The best experience is using Chrome with Spotify Premium. Opera, Firefox, and Edge should all work just as well (although Edge I can only test through the VM so please let me know if it's not working). Safari does not support in-browser playback but falls back to a simpler form of the application gracefully. IE is not supported. Spotify free users will not be able to control playback in their browser at all; they can generate playlists and save them to their account.

 

This is in beta. It's possible (hopefully not) that your first impression is awful due to some unforseen bug. Please let me know here if that happens, preferably with system info and a screenshot and some description of events leading up to it. I've been personally using the product for a while now and fixing bugs but it's hard to test all user behavior when it's just yourself set in your ways.

 

Here is the link:

 

https://phosphor.me

 

I know Doomworld is more metal than trance but I seem to remember some level of trance music contingent here.

 

Why/how/history/etc

Spoiler

I've been putting off creating a thread for this for much longer than I originally thought I would.

 

Back in January I had this idea on how to classify trance music which is one of my favorite genres. This classification didn't go into the nitpicky subgenre rabbit-hole that is common with many genres of music but rather was made up of an idea of two-axis "compass" where tracks could fall. Initially just a fun idea for armchair classification, I quickly realized there must be a way to actually do something cool with it and test it out.

 

I've been using Spotify for ages and it turns out they acquired an audio analysis company some time back and now make available through their API a ton of analyzed audio data all for free (assuming you follow the developer TOS).

 

So I began diving into machine learning, something I was aware of and knew the basic ideas of, but had never ventured into.
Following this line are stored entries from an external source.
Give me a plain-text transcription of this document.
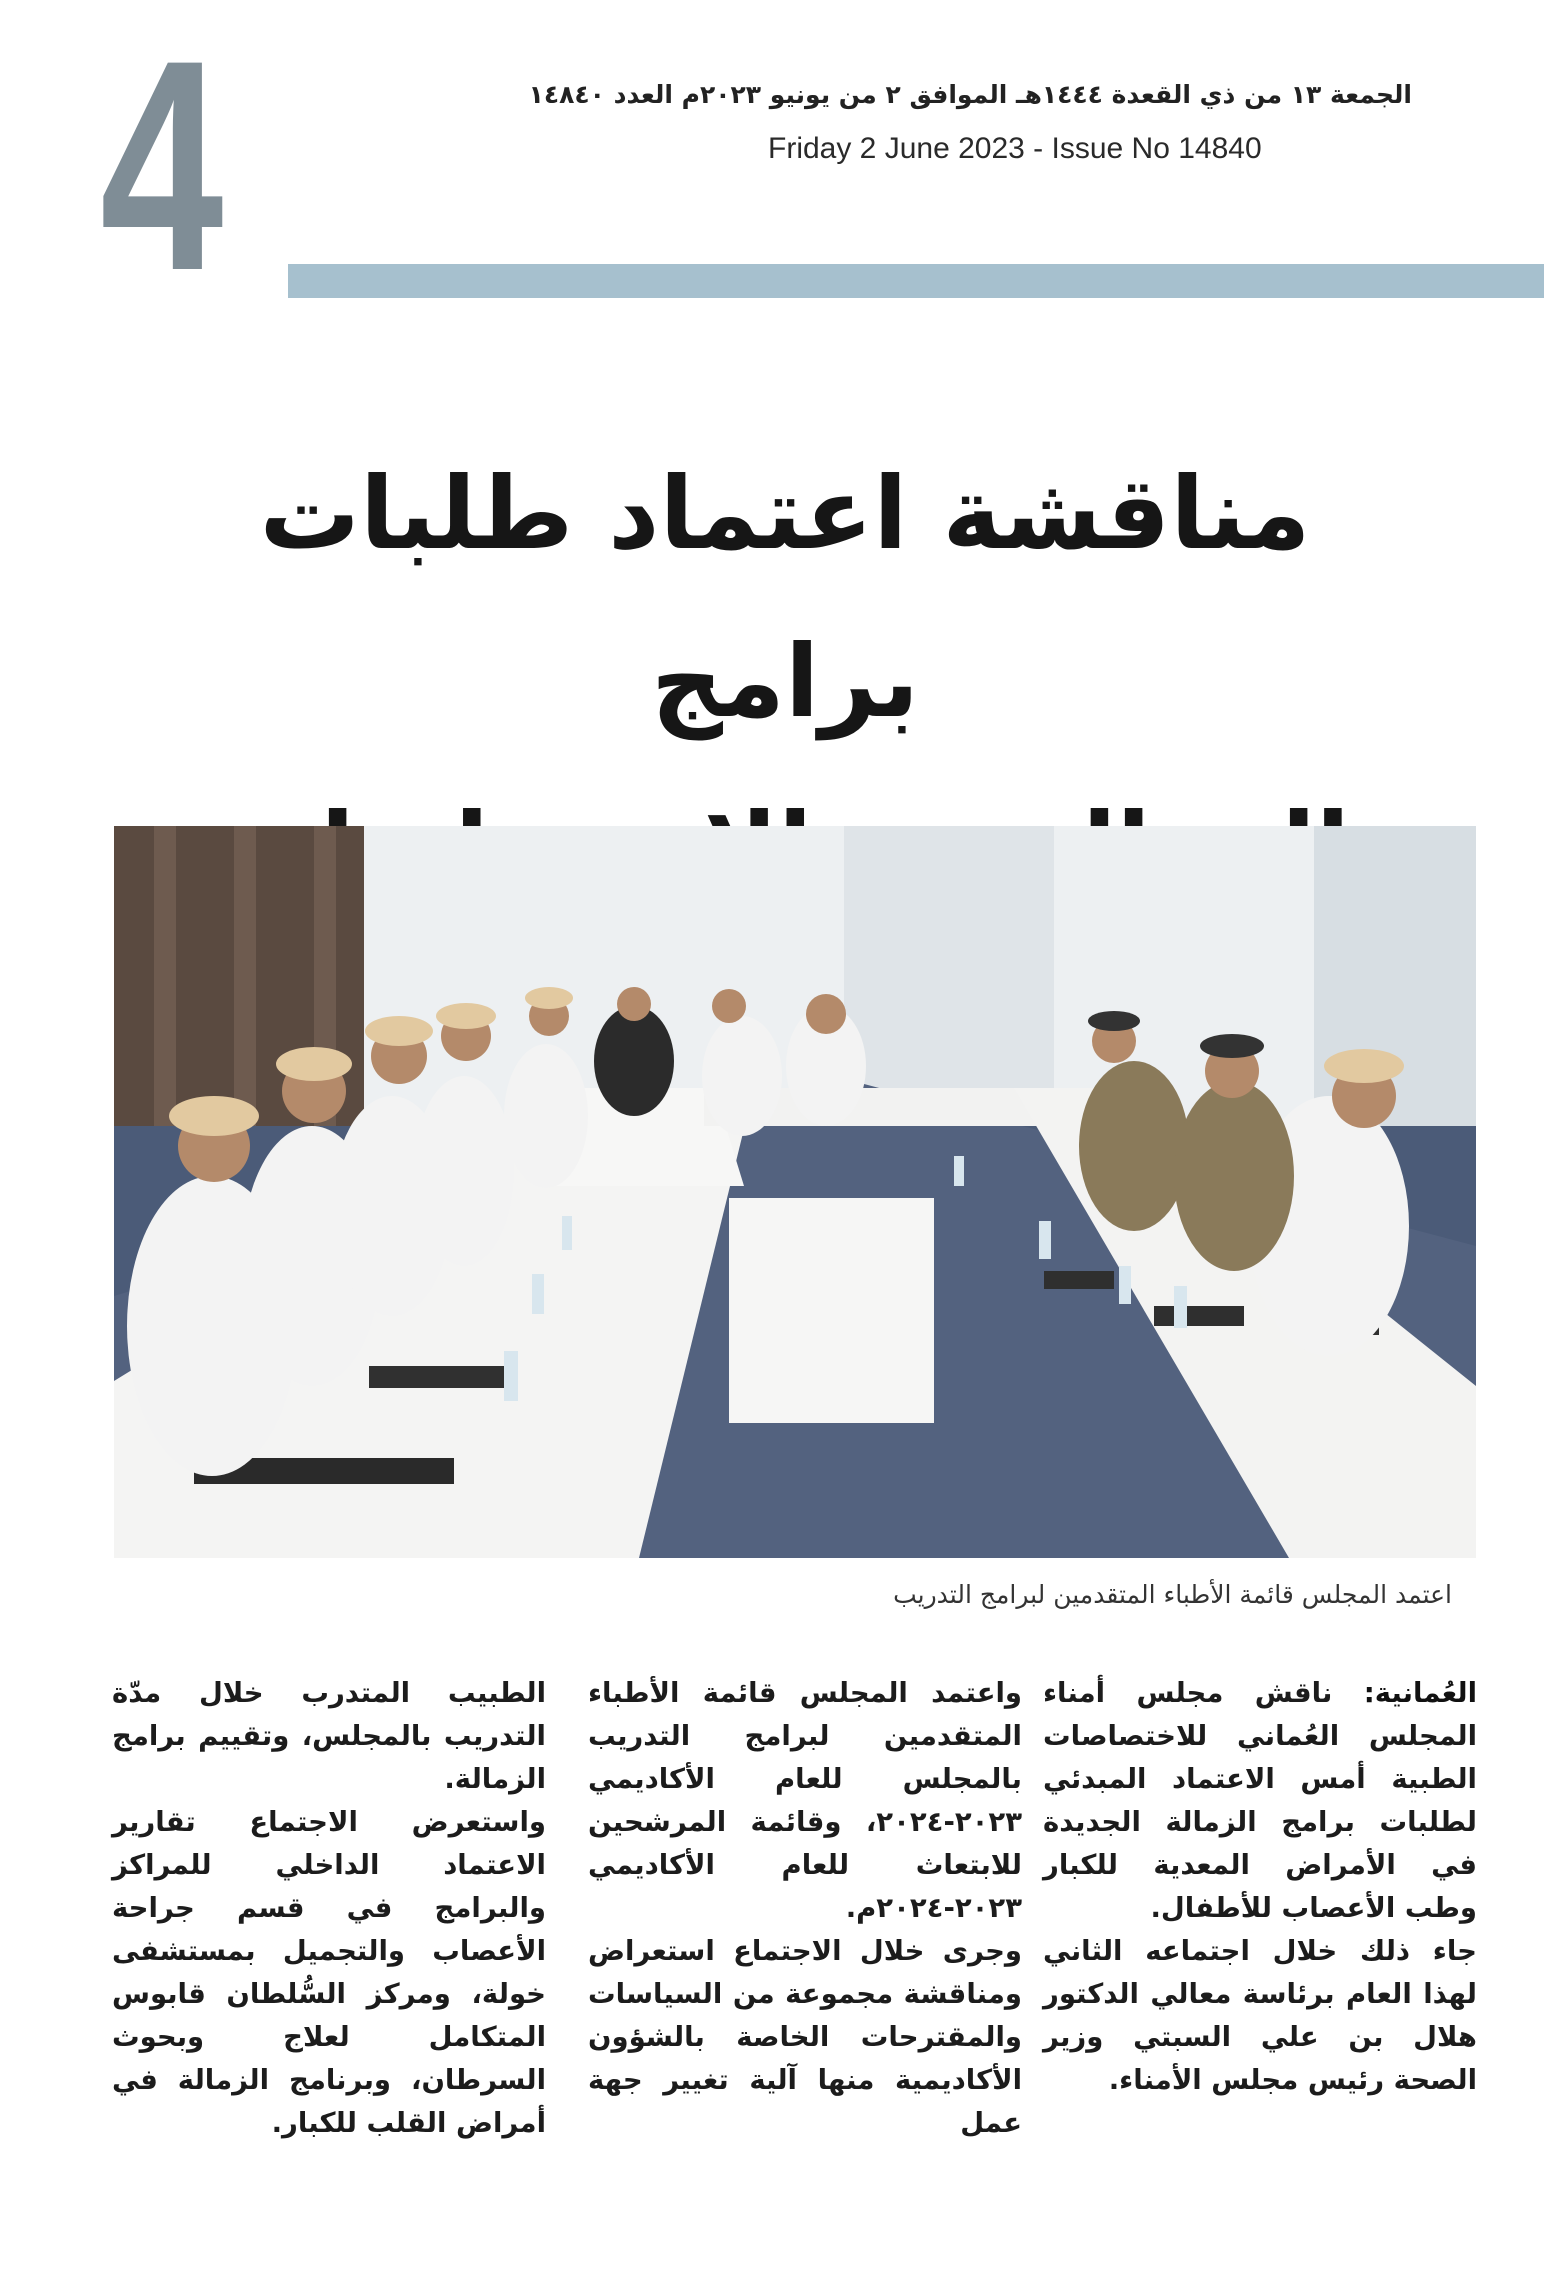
4	الجمعة ١٣ من ذي القعدة ١٤٤٤هـ الموافق ٢ من يونيو ٢٠٢٣م العدد ١٤٨٤٠
Friday 2 June 2023 - Issue No 14840
مناقشة اعتماد طلبات برامج
اعتمد المجلس قائمة الأطباء المتقدمين لبرامج التدريب

العُمانية: ناقش مجلس أمناء المجلس العُماني للاختصاصات الطبية أمس الاعتماد المبدئي لطلبات برامج الزمالة الجديدة في الأمراض المعدية للكبار وطب الأعصاب للأطفال.

جاء ذلك خلال اجتماعه الثاني لهذا العام برئاسة معالي الدكتور هلال بن علي السبتي وزير الصحة رئيس مجلس الأمناء.

واعتمد المجلس قائمة الأطباء المتقدمين لبرامج التدريب بالمجلس للعام الأكاديمي ٢٠٢٣-٢٠٢٤، وقائمة المرشحين للابتعاث للعام الأكاديمي ٢٠٢٣-٢٠٢٤م.

وجرى خلال الاجتماع استعراض ومناقشة مجموعة من السياسات والمقترحات الخاصة بالشؤون الأكاديمية منها آلية تغيير جهة عمل

الطبيب المتدرب خلال مدّة التدريب بالمجلس، وتقييم برامج الزمالة.

واستعرض الاجتماع تقارير الاعتماد الداخلي للمراكز والبرامج في قسم جراحة الأعصاب والتجميل بمستشفى خولة، ومركز السُّلطان قابوس المتكامل لعلاج وبحوث السرطان، وبرنامج الزمالة في أمراض القلب للكبار.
I can say that what I came up with is very simple, using existing libraries for regression analysis, but I excited by how well the training seemed to be working.

 

Once the ML model was built, I started work on the actual application and after tons of iteration and personal use-driven bug fixing and enhancements and some month-long breaks I finally made the push to release this into "beta" (basically I tell people who I don't personally know about the website).

 

There's a lot in the pipeline as well, depending on how things play out. The entire track building system is fully pluggable and I have some preliminary stuff to make writing your own set-building scripts easy. However for those who don't know or care what that means, I have made the basic user experience very approachable from a one-click and go perspective.

 

I won't bore people with the rest of the story, basically here it is, in beta. One of the few side projects I actually ended up making public.